Keys to developing or sustaining a sense of well-being for the ALS patient and family include:

  1. Maintaining a sense of hope. Hope not necessarily in the sense of believing that “They’ll find a cure,” but in knowing what research is happening, in participating in clinical trials when possible, but most of all in recognizing that they can still lead meaningful and high-quality lives.
  2. Drawing on one’s own inner strength and maintaining a sense of purpose and meaning.
  3. Sustaining or developing a nurturing support system.
  4. Shifting from a focus on the effects of ALS to a focus on sharing life together and maintaining the highest quality of life possible.
  5. Developing an understanding and respect for each other and communicating what each other is thinking and feeling.
  6. Including the patient in family activities and encouraging the patient to participate.
  7. Enlisting the support of the health-care team.
  8. Having a willingness to seek treatment or counseling if needed for patient, spouse or family.

ALS is a disease that affects every facet of the lives of the patient and family; individually and collectively they must meet the physical, mental, emotional and spiritual challenges.
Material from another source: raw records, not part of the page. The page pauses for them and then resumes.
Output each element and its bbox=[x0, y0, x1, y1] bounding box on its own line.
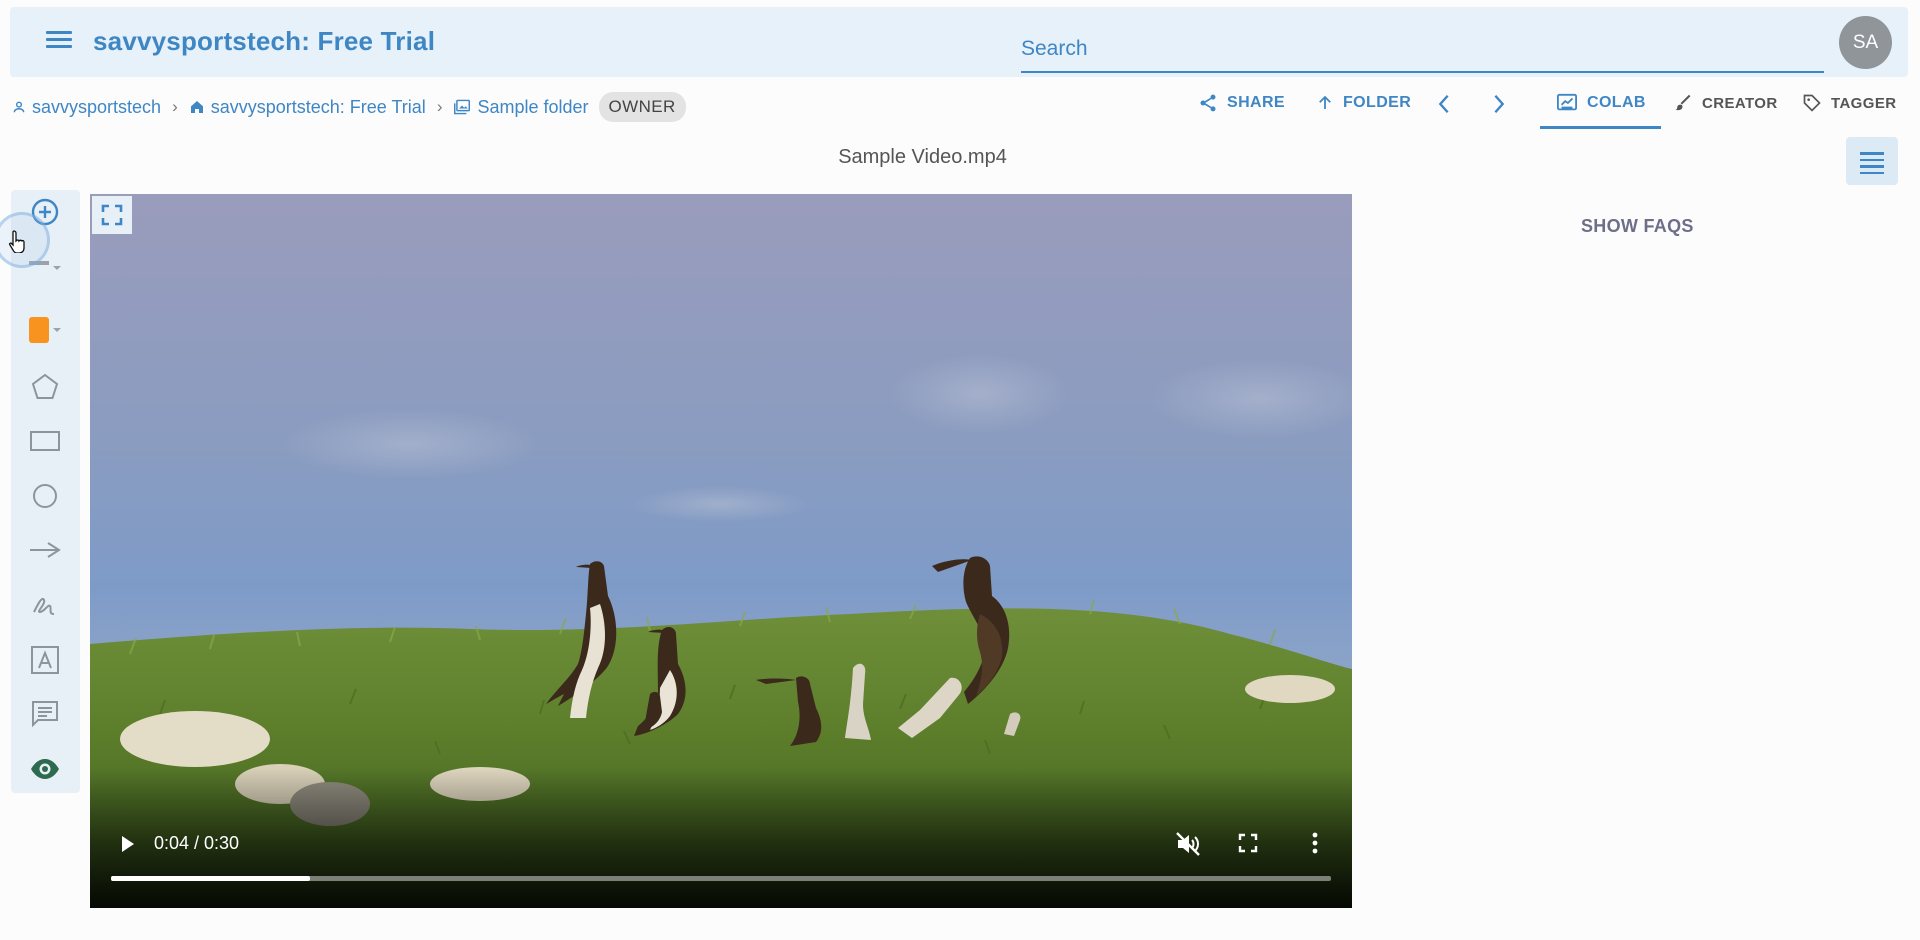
brush-icon bbox=[1675, 94, 1691, 111]
expand-icon[interactable] bbox=[92, 196, 132, 234]
circle-icon[interactable] bbox=[27, 478, 63, 514]
file-title: Sample Video.mp4 bbox=[838, 146, 1007, 168]
eye-icon[interactable] bbox=[27, 751, 63, 787]
breadcrumb: savvysportstech › savvysportstech: Free … bbox=[12, 92, 686, 122]
playback-time: 0:04 / 0:30 bbox=[154, 833, 240, 853]
breadcrumb-label: Sample folder bbox=[477, 96, 589, 117]
colab-icon bbox=[1557, 93, 1577, 111]
arrow-up-icon bbox=[1319, 95, 1331, 109]
play-icon[interactable] bbox=[112, 829, 142, 859]
tagger-label: TAGGER bbox=[1831, 94, 1897, 112]
chevron-right-icon: › bbox=[436, 97, 443, 116]
previous-button[interactable] bbox=[1436, 93, 1461, 115]
video-progress-fill bbox=[111, 876, 310, 881]
color-swatch[interactable] bbox=[27, 312, 63, 348]
arrow-icon[interactable] bbox=[27, 532, 63, 568]
search-input[interactable] bbox=[1021, 31, 1824, 67]
home-icon bbox=[190, 101, 203, 113]
share-label: SHARE bbox=[1227, 94, 1286, 111]
breadcrumb-item-folder[interactable]: Sample folder bbox=[453, 96, 589, 118]
next-button[interactable] bbox=[1491, 93, 1516, 115]
video-progress-bar[interactable] bbox=[111, 876, 1331, 881]
role-badge: OWNER bbox=[598, 92, 686, 122]
tab-tagger[interactable]: TAGGER bbox=[1802, 93, 1896, 113]
colab-label: COLAB bbox=[1587, 94, 1646, 111]
person-icon bbox=[13, 101, 25, 113]
user-avatar[interactable]: SA bbox=[1839, 16, 1892, 69]
breadcrumb-label: savvysportstech bbox=[32, 96, 162, 117]
chevron-right-icon: › bbox=[172, 97, 178, 116]
tag-icon bbox=[1803, 94, 1821, 112]
list-view-icon[interactable] bbox=[1846, 137, 1898, 185]
search-field bbox=[1021, 31, 1824, 73]
freehand-icon[interactable] bbox=[27, 587, 63, 623]
show-faqs-button[interactable]: SHOW FAQS bbox=[1581, 216, 1694, 237]
folder-up-button[interactable]: FOLDER bbox=[1316, 93, 1411, 113]
share-icon bbox=[1200, 94, 1216, 112]
annotation-toolbar bbox=[11, 190, 80, 793]
text-icon[interactable] bbox=[27, 642, 63, 678]
pentagon-icon[interactable] bbox=[27, 369, 63, 405]
tab-colab[interactable]: COLAB bbox=[1556, 93, 1646, 113]
active-tab-indicator bbox=[1540, 126, 1661, 129]
photo-library-icon bbox=[454, 99, 471, 115]
add-icon[interactable] bbox=[27, 194, 63, 230]
creator-label: CREATOR bbox=[1702, 94, 1778, 112]
breadcrumb-label: savvysportstech: Free Trial bbox=[210, 96, 426, 117]
more-options-icon[interactable] bbox=[1311, 831, 1319, 860]
video-player[interactable] bbox=[90, 194, 1352, 908]
chevron-right-icon bbox=[1494, 94, 1505, 114]
folder-label: FOLDER bbox=[1343, 94, 1412, 111]
breadcrumb-item-workspace[interactable]: savvysportstech: Free Trial bbox=[189, 97, 426, 118]
rectangle-icon[interactable] bbox=[27, 423, 63, 459]
fullscreen-icon[interactable] bbox=[1238, 833, 1258, 858]
share-button[interactable]: SHARE bbox=[1198, 93, 1285, 113]
line-style-icon[interactable] bbox=[27, 247, 63, 283]
tab-creator[interactable]: CREATOR bbox=[1673, 93, 1778, 113]
app-title[interactable]: savvysportstech: Free Trial bbox=[93, 26, 435, 57]
hamburger-menu-icon[interactable] bbox=[38, 27, 82, 57]
video-controls: 0:04 / 0:30 bbox=[90, 823, 1352, 863]
comment-icon[interactable] bbox=[27, 696, 63, 732]
breadcrumb-item-account[interactable]: savvysportstech bbox=[12, 97, 161, 118]
top-app-bar: savvysportstech: Free Trial SA bbox=[10, 7, 1908, 77]
muted-volume-icon[interactable] bbox=[1175, 831, 1201, 862]
chevron-left-icon bbox=[1438, 94, 1449, 114]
The ALS Patient Profile Project allowed us to scientifically examine the ways in which people meet those challenges. We came to understand the important role of psychological well-being in establishing and maintaining a high quality of life for the patient, the spouse and for the family. This knowledge can help the patient and spouse understand why tensions may develop between them and why it is vital to communicate about them. In addition, it can expand and enhance the care given by the health-care professional.